Sharply lower natural gas prices in 2012 from 2011, used under required 12-month average price tests, resulted in significant negative revisions for many domestic gas- and liquids-weighted producers, rendering some current projects uneconomic and pushing a boat load of proved undeveloped reserves (PUD) out of the five-year development window, according to an analysis by Fitch Ratings.
The Securities and Exchange Commission (SEC) requires domestic exploration and production (E&P) companies to use the 12-month test, which was about $2.76/Mcf in 2012 versus $4.12 in 2011. The commission also mandates that PUDs be developed within five years or be deleted from an operator’s reserves numbers.
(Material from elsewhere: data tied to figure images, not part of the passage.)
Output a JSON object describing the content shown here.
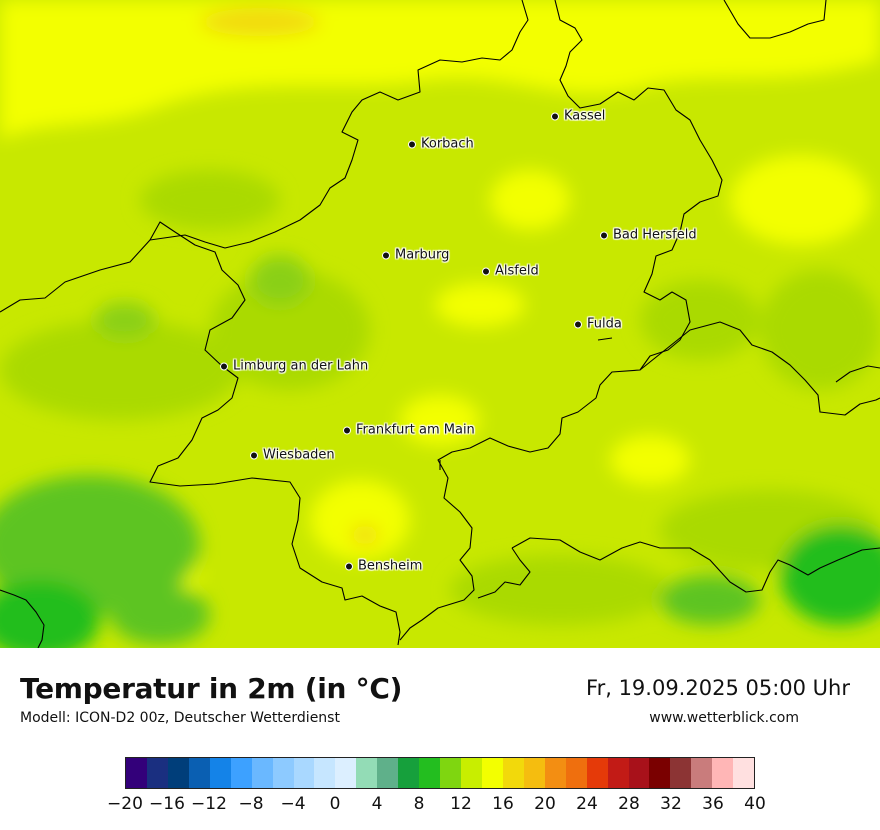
{
  "map": {
    "cities": [
      {
        "name": "Kassel"
      },
      {
        "name": "Korbach"
      },
      {
        "name": "Bad Hersfeld"
      },
      {
        "name": "Marburg"
      },
      {
        "name": "Alsfeld"
      },
      {
        "name": "Fulda"
      },
      {
        "name": "Limburg an der Lahn"
      },
      {
        "name": "Frankfurt am Main"
      },
      {
        "name": "Wiesbaden"
      },
      {
        "name": "Bensheim"
      }
    ]
  },
  "legend": {
    "title": "Temperatur in 2m (in °C)",
    "model": "Modell: ICON-D2 00z, Deutscher Wetterdienst",
    "datetime": "Fr, 19.09.2025 05:00 Uhr",
    "website": "www.wetterblick.com",
    "colorbar_colors": [
      "#33007a",
      "#1a2f80",
      "#003e7a",
      "#0a5fb2",
      "#1483e8",
      "#3da1ff",
      "#6ab8ff",
      "#8dcaff",
      "#a9d8ff",
      "#c6e6ff",
      "#dcefff",
      "#93dcb6",
      "#5fb08a",
      "#16a03c",
      "#23be1f",
      "#7fd610",
      "#c8ee00",
      "#f3ff00",
      "#f2d90b",
      "#f5bd0f",
      "#f38e12",
      "#ef6f0e",
      "#e53a09",
      "#c21b16",
      "#a8111a",
      "#7a0000",
      "#8c3434",
      "#c97c7c",
      "#ffb6b6",
      "#ffe0e0"
    ],
    "ticks": [
      "−20",
      "−16",
      "−12",
      "−8",
      "−4",
      "0",
      "4",
      "8",
      "12",
      "16",
      "20",
      "24",
      "28",
      "32",
      "36",
      "40"
    ]
  }
}
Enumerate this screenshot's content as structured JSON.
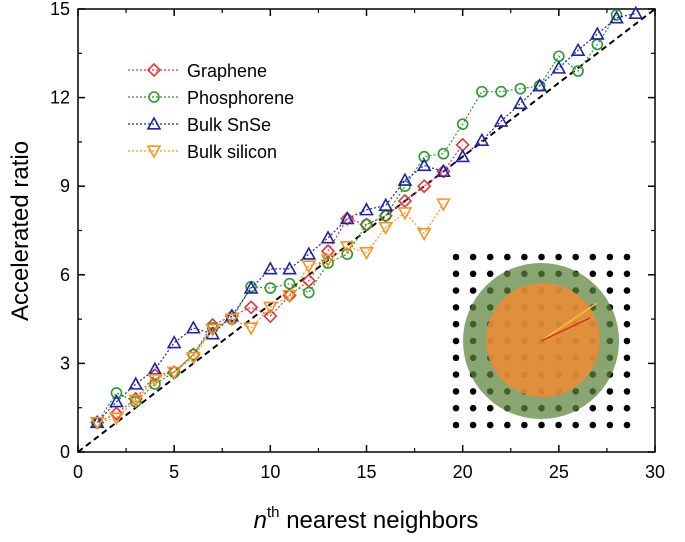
{
  "chart_data": {
    "type": "line",
    "x_label": [
      "n",
      "th",
      " nearest neighbors"
    ],
    "y_label": "Accelerated ratio",
    "xlim": [
      0,
      30
    ],
    "xticks": [
      0,
      5,
      10,
      15,
      20,
      25,
      30
    ],
    "ylim": [
      0,
      15
    ],
    "yticks": [
      0,
      3,
      6,
      9,
      12,
      15
    ],
    "legend": "upper left",
    "series": [
      {
        "name": "Graphene",
        "color": "#e8333b",
        "marker": "diamond",
        "x": [
          1,
          2,
          3,
          4,
          5,
          6,
          7,
          8,
          9,
          10,
          11,
          12,
          13,
          14,
          15,
          16,
          17,
          18,
          19,
          20
        ],
        "values": [
          1.0,
          1.3,
          1.8,
          2.6,
          2.7,
          3.3,
          4.3,
          4.6,
          4.9,
          4.6,
          5.3,
          5.8,
          6.8,
          7.9,
          7.7,
          8.0,
          8.5,
          9.0,
          9.5,
          10.4
        ]
      },
      {
        "name": "Phosphorene",
        "color": "#2a9a2a",
        "marker": "circle",
        "x": [
          1,
          2,
          3,
          4,
          5,
          6,
          7,
          8,
          9,
          10,
          11,
          12,
          13,
          14,
          15,
          16,
          17,
          18,
          19,
          20,
          21,
          22,
          23,
          24,
          25,
          26,
          27,
          28
        ],
        "values": [
          1.0,
          2.0,
          1.7,
          2.3,
          2.7,
          3.3,
          4.2,
          4.5,
          5.6,
          5.55,
          5.7,
          5.4,
          6.4,
          6.7,
          7.7,
          8.0,
          9.0,
          10.0,
          10.1,
          11.1,
          12.2,
          12.2,
          12.3,
          12.4,
          13.4,
          12.9,
          13.8,
          14.8
        ]
      },
      {
        "name": "Bulk SnSe",
        "color": "#1f23a8",
        "marker": "triangle",
        "x": [
          1,
          2,
          3,
          4,
          5,
          6,
          7,
          8,
          9,
          10,
          11,
          12,
          13,
          14,
          15,
          16,
          17,
          18,
          19,
          20,
          21,
          22,
          23,
          24,
          25,
          26,
          27,
          28,
          29
        ],
        "values": [
          1.0,
          1.7,
          2.3,
          2.8,
          3.7,
          4.2,
          4.0,
          4.6,
          5.55,
          6.2,
          6.2,
          6.7,
          7.25,
          7.9,
          8.2,
          8.35,
          9.2,
          9.7,
          9.5,
          10.0,
          10.55,
          11.2,
          11.8,
          12.4,
          13.0,
          13.6,
          14.15,
          14.7,
          14.85
        ]
      },
      {
        "name": "Bulk silicon",
        "color": "#f7941d",
        "marker": "triangle-down",
        "x": [
          1,
          2,
          3,
          4,
          5,
          6,
          7,
          8,
          9,
          10,
          11,
          12,
          13,
          14,
          15,
          16,
          17,
          18,
          19
        ],
        "values": [
          1.0,
          1.15,
          1.75,
          2.45,
          2.7,
          3.2,
          4.15,
          4.5,
          4.2,
          4.9,
          5.3,
          6.3,
          6.5,
          6.95,
          6.75,
          7.6,
          8.1,
          7.4,
          8.4
        ]
      }
    ]
  }
}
Fitch analyst Mark C. Sadeghian led a team to explore the full-cycle costs for a sample of domestic explorers to determine what actually happened last year after the mandated revisions were stripped away. Full-cycle costs include the cash costs/boe, which include lease operating expenses, production taxes, transportation expense, general/administrative/interest expenses to produce, and the three-year all-source finding and development (F&D) costs/boe.
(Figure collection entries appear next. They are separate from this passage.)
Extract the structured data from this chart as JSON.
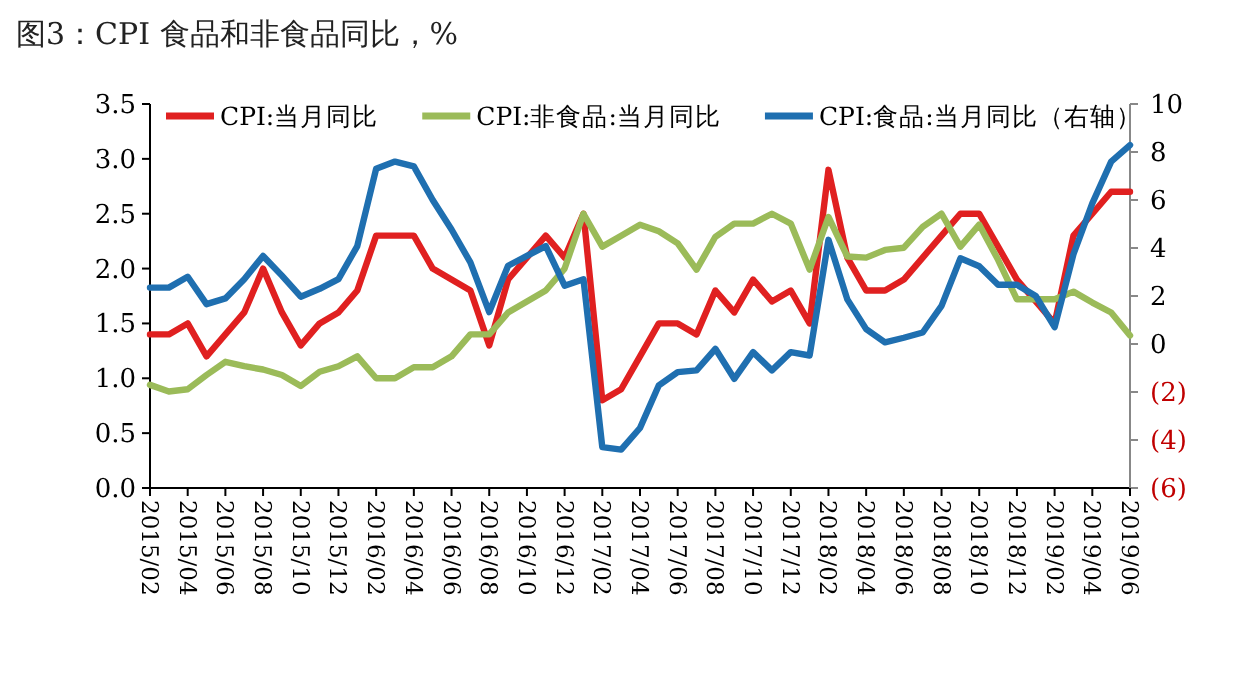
{
  "chart_data": {
    "type": "line",
    "title": "图3：CPI 食品和非食品同比，%",
    "categories": [
      "2015/02",
      null,
      "2015/04",
      null,
      "2015/06",
      null,
      "2015/08",
      null,
      "2015/10",
      null,
      "2015/12",
      null,
      "2016/02",
      null,
      "2016/04",
      null,
      "2016/06",
      null,
      "2016/08",
      null,
      "2016/10",
      null,
      "2016/12",
      null,
      "2017/02",
      null,
      "2017/04",
      null,
      "2017/06",
      null,
      "2017/08",
      null,
      "2017/10",
      null,
      "2017/12",
      null,
      "2018/02",
      null,
      "2018/04",
      null,
      "2018/06",
      null,
      "2018/08",
      null,
      "2018/10",
      null,
      "2018/12",
      null,
      "2019/02",
      null,
      "2019/04",
      null,
      "2019/06"
    ],
    "series": [
      {
        "name": "CPI:当月同比",
        "color": "#e02020",
        "values": [
          1.4,
          1.4,
          1.5,
          1.2,
          1.4,
          1.6,
          2.0,
          1.6,
          1.3,
          1.5,
          1.6,
          1.8,
          2.3,
          2.3,
          2.3,
          2.0,
          1.9,
          1.8,
          1.3,
          1.9,
          2.1,
          2.3,
          2.1,
          2.5,
          0.8,
          0.9,
          1.2,
          1.5,
          1.5,
          1.4,
          1.8,
          1.6,
          1.9,
          1.7,
          1.8,
          1.5,
          2.9,
          2.1,
          1.8,
          1.8,
          1.9,
          2.1,
          2.3,
          2.5,
          2.5,
          2.2,
          1.9,
          1.7,
          1.5,
          2.3,
          2.5,
          2.7,
          2.7
        ]
      },
      {
        "name": "CPI:非食品:当月同比",
        "color": "#9bbb59",
        "values": [
          0.94,
          0.88,
          0.9,
          1.03,
          1.15,
          1.11,
          1.08,
          1.03,
          0.93,
          1.06,
          1.11,
          1.2,
          1.0,
          1.0,
          1.1,
          1.1,
          1.2,
          1.4,
          1.4,
          1.6,
          1.7,
          1.8,
          2.0,
          2.5,
          2.2,
          2.3,
          2.4,
          2.34,
          2.23,
          1.99,
          2.29,
          2.41,
          2.41,
          2.5,
          2.41,
          1.99,
          2.47,
          2.11,
          2.1,
          2.17,
          2.19,
          2.38,
          2.5,
          2.2,
          2.4,
          2.08,
          1.72,
          1.72,
          1.72,
          1.79,
          1.69,
          1.6,
          1.39
        ]
      },
      {
        "name": "CPI:食品:当月同比（右轴）",
        "color": "#1f6fb0",
        "axis": "y2",
        "values": [
          2.35,
          2.35,
          2.8,
          1.66,
          1.9,
          2.7,
          3.67,
          2.85,
          1.97,
          2.3,
          2.7,
          4.08,
          7.3,
          7.6,
          7.4,
          6.0,
          4.77,
          3.4,
          1.33,
          3.26,
          3.67,
          4.08,
          2.43,
          2.7,
          -4.3,
          -4.4,
          -3.5,
          -1.72,
          -1.17,
          -1.1,
          -0.2,
          -1.45,
          -0.34,
          -1.1,
          -0.34,
          -0.48,
          4.34,
          1.86,
          0.62,
          0.07,
          0.26,
          0.48,
          1.59,
          3.57,
          3.24,
          2.47,
          2.47,
          2.0,
          0.7,
          3.74,
          5.86,
          7.6,
          8.29
        ]
      }
    ],
    "ylim": [
      0,
      3.5
    ],
    "yticks": [
      {
        "value": 0,
        "label": "0.0"
      },
      {
        "value": 0.5,
        "label": "0.5"
      },
      {
        "value": 1,
        "label": "1.0"
      },
      {
        "value": 1.5,
        "label": "1.5"
      },
      {
        "value": 2,
        "label": "2.0"
      },
      {
        "value": 2.5,
        "label": "2.5"
      },
      {
        "value": 3,
        "label": "3.0"
      },
      {
        "value": 3.5,
        "label": "3.5"
      }
    ],
    "y2lim": [
      -6,
      10
    ],
    "y2ticks": [
      {
        "value": -6,
        "label": "(6)"
      },
      {
        "value": -4,
        "label": "(4)"
      },
      {
        "value": -2,
        "label": "(2)"
      },
      0,
      2,
      4,
      6,
      8,
      10
    ],
    "legend": "top",
    "grid": false,
    "marker": "none",
    "line_style": "solid"
  }
}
Analysts reviewed E&P full-cycle costs between 2007 through 2012, and zeroed in on how 2012 played out versus 2011 to see what has happened since SEC’s price mandates were enacted in 2010 (see NGI, Jan. 25, 2010). The 2012 revisions numbers were higher than in 2011, but a review of the full-cycle costs were “critical” because “adjustments for prices tell a different story,” Sadeghian said.
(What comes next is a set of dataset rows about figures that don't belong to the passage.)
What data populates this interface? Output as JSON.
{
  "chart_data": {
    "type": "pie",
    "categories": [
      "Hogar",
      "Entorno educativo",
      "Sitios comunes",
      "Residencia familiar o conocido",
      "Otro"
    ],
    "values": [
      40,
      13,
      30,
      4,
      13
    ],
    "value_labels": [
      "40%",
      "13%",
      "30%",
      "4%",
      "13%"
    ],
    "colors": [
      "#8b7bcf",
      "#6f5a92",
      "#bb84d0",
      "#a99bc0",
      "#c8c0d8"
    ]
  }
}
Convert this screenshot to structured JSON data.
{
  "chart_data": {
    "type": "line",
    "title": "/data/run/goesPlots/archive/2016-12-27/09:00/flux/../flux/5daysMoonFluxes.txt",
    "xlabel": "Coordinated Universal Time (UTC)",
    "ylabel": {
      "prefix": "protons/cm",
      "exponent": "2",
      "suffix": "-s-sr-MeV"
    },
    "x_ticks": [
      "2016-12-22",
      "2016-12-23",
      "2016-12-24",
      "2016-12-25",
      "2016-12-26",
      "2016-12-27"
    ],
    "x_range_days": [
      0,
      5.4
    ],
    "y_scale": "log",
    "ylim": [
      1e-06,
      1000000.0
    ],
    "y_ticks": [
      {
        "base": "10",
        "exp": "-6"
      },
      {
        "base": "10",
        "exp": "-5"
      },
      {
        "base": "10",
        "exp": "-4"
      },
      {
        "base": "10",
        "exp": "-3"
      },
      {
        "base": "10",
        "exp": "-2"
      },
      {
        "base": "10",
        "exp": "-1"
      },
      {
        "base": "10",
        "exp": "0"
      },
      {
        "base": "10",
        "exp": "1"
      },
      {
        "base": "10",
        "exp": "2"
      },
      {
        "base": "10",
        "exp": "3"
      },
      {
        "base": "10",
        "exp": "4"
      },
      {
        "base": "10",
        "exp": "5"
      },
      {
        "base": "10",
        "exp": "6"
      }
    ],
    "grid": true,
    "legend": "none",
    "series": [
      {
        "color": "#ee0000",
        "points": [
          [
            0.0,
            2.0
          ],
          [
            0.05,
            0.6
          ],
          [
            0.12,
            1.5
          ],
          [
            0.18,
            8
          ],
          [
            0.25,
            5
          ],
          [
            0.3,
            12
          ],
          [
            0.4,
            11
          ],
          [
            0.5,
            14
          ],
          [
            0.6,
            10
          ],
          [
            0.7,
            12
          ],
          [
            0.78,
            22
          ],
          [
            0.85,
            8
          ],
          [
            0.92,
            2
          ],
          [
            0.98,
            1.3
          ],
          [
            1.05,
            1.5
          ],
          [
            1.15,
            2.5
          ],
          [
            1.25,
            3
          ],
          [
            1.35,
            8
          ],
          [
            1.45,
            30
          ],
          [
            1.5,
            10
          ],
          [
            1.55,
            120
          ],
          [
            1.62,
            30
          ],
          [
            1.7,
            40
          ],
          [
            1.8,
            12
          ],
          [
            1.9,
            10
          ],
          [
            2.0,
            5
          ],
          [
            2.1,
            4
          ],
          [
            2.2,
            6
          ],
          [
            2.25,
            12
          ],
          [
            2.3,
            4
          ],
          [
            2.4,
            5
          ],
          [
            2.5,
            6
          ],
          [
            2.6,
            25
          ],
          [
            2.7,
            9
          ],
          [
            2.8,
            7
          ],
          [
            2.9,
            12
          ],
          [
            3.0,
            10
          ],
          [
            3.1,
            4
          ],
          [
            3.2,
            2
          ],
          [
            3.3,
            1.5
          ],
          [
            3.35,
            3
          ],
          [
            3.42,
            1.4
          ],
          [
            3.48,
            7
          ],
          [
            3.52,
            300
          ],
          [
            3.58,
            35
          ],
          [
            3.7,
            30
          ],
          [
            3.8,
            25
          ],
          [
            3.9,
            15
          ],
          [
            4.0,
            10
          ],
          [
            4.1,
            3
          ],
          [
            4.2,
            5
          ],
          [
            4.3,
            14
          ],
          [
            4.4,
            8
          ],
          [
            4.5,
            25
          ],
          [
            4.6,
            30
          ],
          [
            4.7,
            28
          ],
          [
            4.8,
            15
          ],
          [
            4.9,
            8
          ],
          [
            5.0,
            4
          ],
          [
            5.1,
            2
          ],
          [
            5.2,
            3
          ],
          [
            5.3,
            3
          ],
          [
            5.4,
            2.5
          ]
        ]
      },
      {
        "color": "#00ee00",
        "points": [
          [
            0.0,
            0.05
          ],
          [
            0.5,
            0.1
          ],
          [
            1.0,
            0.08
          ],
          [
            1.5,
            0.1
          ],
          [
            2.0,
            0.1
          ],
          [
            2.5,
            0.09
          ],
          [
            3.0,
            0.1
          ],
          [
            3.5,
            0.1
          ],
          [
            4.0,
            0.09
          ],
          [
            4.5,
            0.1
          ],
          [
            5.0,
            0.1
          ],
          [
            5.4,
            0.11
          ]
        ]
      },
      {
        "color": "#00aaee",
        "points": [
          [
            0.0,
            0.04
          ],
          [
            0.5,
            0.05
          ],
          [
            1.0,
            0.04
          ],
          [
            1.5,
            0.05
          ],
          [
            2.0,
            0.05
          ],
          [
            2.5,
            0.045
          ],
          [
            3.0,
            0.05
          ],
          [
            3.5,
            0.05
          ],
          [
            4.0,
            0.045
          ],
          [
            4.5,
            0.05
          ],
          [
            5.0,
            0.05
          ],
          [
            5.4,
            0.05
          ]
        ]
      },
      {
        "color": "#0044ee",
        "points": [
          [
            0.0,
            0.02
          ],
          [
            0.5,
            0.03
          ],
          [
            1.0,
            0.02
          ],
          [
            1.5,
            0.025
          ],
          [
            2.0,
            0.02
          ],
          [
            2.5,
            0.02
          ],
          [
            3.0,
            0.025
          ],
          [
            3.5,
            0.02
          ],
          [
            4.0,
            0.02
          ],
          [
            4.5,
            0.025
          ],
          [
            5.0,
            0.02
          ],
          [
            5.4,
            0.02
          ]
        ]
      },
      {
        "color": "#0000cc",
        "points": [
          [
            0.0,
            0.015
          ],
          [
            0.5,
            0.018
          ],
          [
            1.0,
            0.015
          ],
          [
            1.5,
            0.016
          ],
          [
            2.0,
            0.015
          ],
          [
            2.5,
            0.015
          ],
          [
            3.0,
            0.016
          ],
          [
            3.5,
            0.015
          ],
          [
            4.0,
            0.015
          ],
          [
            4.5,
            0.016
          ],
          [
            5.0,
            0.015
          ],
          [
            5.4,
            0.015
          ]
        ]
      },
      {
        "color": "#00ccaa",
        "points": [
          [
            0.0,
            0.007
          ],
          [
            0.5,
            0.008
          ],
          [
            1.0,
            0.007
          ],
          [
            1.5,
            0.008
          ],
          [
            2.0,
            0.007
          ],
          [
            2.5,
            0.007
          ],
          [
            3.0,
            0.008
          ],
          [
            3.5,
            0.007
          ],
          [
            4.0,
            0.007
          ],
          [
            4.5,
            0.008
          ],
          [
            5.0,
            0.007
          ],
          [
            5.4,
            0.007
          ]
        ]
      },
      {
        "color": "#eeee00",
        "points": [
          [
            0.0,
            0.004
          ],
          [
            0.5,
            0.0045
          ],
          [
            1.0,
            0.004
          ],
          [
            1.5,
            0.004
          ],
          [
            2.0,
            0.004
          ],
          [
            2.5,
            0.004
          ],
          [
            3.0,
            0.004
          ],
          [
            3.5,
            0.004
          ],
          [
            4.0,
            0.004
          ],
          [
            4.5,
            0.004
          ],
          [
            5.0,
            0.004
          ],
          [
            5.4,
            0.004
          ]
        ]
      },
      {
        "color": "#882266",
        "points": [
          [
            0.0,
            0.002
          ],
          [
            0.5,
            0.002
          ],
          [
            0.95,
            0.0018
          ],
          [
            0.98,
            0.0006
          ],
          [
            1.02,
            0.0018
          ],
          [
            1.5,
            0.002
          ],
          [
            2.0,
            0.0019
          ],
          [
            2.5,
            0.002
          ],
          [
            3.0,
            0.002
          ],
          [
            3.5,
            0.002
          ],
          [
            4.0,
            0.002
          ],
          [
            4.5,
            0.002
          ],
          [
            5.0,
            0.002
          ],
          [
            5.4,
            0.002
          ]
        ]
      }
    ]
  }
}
The U.S. producers sampled were more than 60% weighted to either natural gas or liquids. Fitch also sampled “balanced” operators with an even mix of production.
Seventeen of the operators sampled reported negative gas-based price revisions in 2012. Among the most prominent were Chesapeake Energy Corp., 5.41 Tcfe on prices and reserve reductions in the Barnett and Haynesville shales; Southwestern Energy Co., 2.09 Tcfe on lower prices and a 2.12 Tcf reduction in Fayetteville Shale reserves; Quicksilver Resources Inc., 1.2 Tcfe from Barnett revisions; Devon Energy Corp., 930 Bcf, with 100 million boe linked to the Barnett and 25 million boe to the Rocky Mountains; Linn Energy LLC, 803 Bcfe in price revisions; and Newfield Exploration Corp., 615 Bcfe mostly on revisions in the Arkoma Woodford Shale.
Operational metrics evaluate the “long-run credit quality,” and the “full-cycle costs are among the most important of these metrics, as they indicate a company’s position relative to its peers and serve as a broader proxy for changes in marginal costs in the industry,” said Sadeghian. Companies with “significant” gas-linked price revisions also included Forest Oil Corp., Apache Corp., Occidental Petroleum Corp., Pioneer Natural Gas Co. and SandRidge Energy Inc.
After stripping out the negative gas-based price revisions, the rise in full-cycle costs was “blunted” across the samples, Sadeghian said. “Unsurprisingly, the largest difference between unadjusted and adjusted full-cycle prices in 2012 occurred for gas-weighted companies (minus $5.34/boe difference) followed by balanced-portfolio (minus $2.23/boe) and liquids-heavy companies (minus 69 cents/boe).”
On an adjusted basis, the full-cycle costs in 2012 were moderately higher, according to Fitch. Median costs for the group increased by 7.5% year/year to $44.91/boe from $41.76. By group, gas-weighted producers had the smallest increase, up 1.3% to $31.44/boe in 2012 from $31.00, while liquid-weighted names climbed 3.3% to $44.91 from $43.47. The largest increase in costs was among balanced-portfolio companies, whose median rose by 11.3%, to $51.59/boe in 2012 from $46.34.
Determining the impact of infrastructure spending and other long-term spending on full-cycle costs is “harder to gauge,” said Sadeghian. “Ramped-up investments in less-developed shale plays and long-lead time projects can increase F&D and full-cycle costs because of lags between project investment and ultimate reserve bookings. The uptick in such investments across the sample appears to have inflated 2012 full-cycle costs, even after stripping out gas price effects.
“This is supported by the fact median F&D saw the largest price increase of any cost component in the full-cycle calculation, despite strong efficiency gains in drilling and services, particularly in onshore shale plays.”
Fitch’s analysis made no adjustments for factors that also may have affected the 2012 full-cycle costs, including one-off impacts from asset sales or land acquisitions, adjustments for the changing production mix to liquids from dry gas development, or for longer-term changes in drilling programs.